Team 29: The Dirtiest Elections

posted 23 Sep 2019, 12:51 by Translation Service   [ updated 23 Sep 2019, 12:54 ]

22 September 2019

Hi, this is Kolia Ovchinnikov

In general, I play games at Team 29 (by the way, download our Gebnya), but a couple of weeks ago, I decided to go and work as a journalist at the elections in St Petersburg – we were voting for a governor and municipal deputies – and, to put it mildly, I went nuts. My colleagues listened to me, went nuts as well, and asked me to write this newsletter so that you can read it too, and, well, you know.

Because the members of the commissions which ensured there were no violations and falsifications were taken to the court. In this way, half a dozen people were thrown out of commissions in the borough of Frunze alone. This has never happened before.

Because ballot boxes for home voting disappeared from the polling stations, and then suddenly reappeared towards evening, with almost a hundred ballot papers in them.
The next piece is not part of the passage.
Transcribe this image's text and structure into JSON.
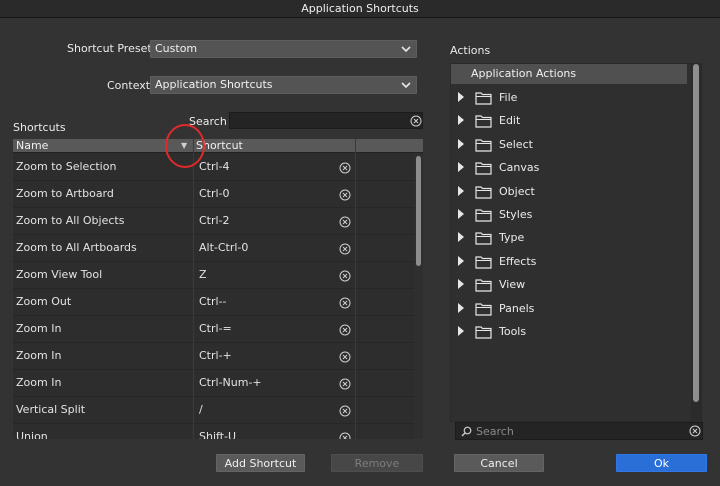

It’s physically impossible to get around to a hundred people in a day.

Because dodgy guys in tracksuits were hanging around the polling stations, supposedly there as ‘observers’, intending to ‘keep order’. Keeping order meant standing side by side in front of other observers and candidates when the counting of votes began, so that they couldn’t see anything.

Because members of the commissions and candidates were beaten up and splashed with green liquid.

Because to ensure the victory of certain candidates from we-all-know-which party, commissions held the vote count several times.

Because in some polling stations the ballot papers have still not been counted properly.

Overall, there were quite a few causes for surprise. These elections in St Petersburg are the dirtiest I’ve seen in eleven years of voting. We decided to discuss how they went with Nastia Andreeva in the Team 29 ‘Little Terror’ podcast. There we talk about what tricks the authorities came up with so that independent candidates did not get elected as municipal deputies. For example, we talk about how a member of the commission was taken to court because he allegedly called for the burning of ballot papers (which he did not), and about how the United Russia party decided to contest the election results.